Odd’s sole dirty secret is that he can see dead people. They don’t speak, but they interact with him, communicating their needs and feelings with surprising clarity. And boy, they are a needy bunch, demanding from Odd actions in the real world that they themselves can no longer perform. Finding and apprehending murderers, preventing mass killings, comforting Elvis (yes, that Elvis, an awfully emotional fellow) – that’s every day for Odd Thomas, and the main reason why despite his sharp mind and surprising levels of learning he wants to work as a short-order cook in a local grill. Or an assistant in a tire shop. Preferably forever.
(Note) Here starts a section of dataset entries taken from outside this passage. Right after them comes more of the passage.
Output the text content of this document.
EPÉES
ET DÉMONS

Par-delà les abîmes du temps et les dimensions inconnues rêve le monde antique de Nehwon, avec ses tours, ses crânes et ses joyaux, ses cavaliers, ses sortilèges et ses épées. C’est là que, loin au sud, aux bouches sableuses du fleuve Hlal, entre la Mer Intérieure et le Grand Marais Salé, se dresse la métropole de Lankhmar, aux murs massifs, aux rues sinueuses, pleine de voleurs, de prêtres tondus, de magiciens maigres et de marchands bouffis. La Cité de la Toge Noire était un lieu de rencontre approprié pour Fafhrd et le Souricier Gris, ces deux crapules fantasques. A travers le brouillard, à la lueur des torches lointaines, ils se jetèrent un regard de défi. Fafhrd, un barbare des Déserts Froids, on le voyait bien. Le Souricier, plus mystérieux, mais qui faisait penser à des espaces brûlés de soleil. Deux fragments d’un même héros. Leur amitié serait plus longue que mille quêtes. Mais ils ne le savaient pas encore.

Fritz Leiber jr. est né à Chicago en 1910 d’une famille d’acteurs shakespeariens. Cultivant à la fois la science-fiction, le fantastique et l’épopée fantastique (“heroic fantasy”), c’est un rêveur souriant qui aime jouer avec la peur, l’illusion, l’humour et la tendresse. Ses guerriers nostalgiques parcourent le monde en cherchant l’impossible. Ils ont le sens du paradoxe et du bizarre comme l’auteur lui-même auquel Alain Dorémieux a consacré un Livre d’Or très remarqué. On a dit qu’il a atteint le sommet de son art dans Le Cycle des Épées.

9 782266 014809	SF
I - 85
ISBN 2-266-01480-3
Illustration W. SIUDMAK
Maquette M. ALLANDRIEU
But the world catches up to him quickly, and Odd faces a terrifying threat. When demonic bodachs swarm his sleepy town in anticipation of slaughter, it falls to Odd Thomas to find the guilty party and prevent a mass killing. Does he rise to the challenge? You really don’t need to ask 😉.
So: obviousness, holier-than-thou attitude, literal, at times rather clunky interpretation of a moral fable as a genre, strongly asserted Catholic worldview, manifest improbabilities in the psychological makeup of our protagonist (don’t get me started on his parents)… And yet, all those caveats aside, I enjoyed reading Odd Thomas. And I must say one thing for Koontz; that guy knows the meaning of “atmosphere.” Odd Thomas simply oozes atmosphere, building a foreboding feeling of threat pervading the novel with menacing slowness and enviable surety. It’s there, constantly and unavoidably, like a storm cloud on the horizon. It fills even the most innocuous scenes: the description of Pico Mundo streets at noon in the middle of the hot New Mexican summer, filled with sunlight and heat, and crisscrossed by the dark shades of branches; a pair eating ice cream in a mall; a discussion with a friend at his house. There are also certain supernatural elements adding a touch of uncanny to the very mundane world in which Odd Thomas is an exception: the creepy anthropomorphic hounds of Hell, bodachs, sniffing around for the promise of carnage; the uncanny room in a abandoned hovel in the poor suburbs of the town, hiding cold and baleful back door to parallel universe – or maybe devil’s wardrobe? Yes, there is a pronounced traditional Christian/Catholic undercurrent in this novel: evil as a sentient force actively fighting against good, satanism as an ideology and a form of religion, the idea of Providence, the underlying concept of sainthood… As I said, a moral fable/horror/modern Wild West thriller 😉.
All in all, I enjoyed this story surprisingly much. While I have no intention of coming back to Odd Thomas’s world, because I feel that: 1) a moral fable – in any disguise – works best in solitude, and any concept of series based on this idea is rather off-putting, threatening to cover the same ground over and over again, 2) I’m not buying into the concept of modernized sainthood, and 3) this is a solid self-contained story, any sequels to which seem simply redundant, I found Odd Thomas to be an entertaining, thrilling and bewilderingly touching book. The ending surprised me (and now I ruined it for everybody, I’m pretty sure you’ll all be on the lookout now for surprises and clues throughout the book 😉), and this happens rarely enough these days that it deserves an additional star.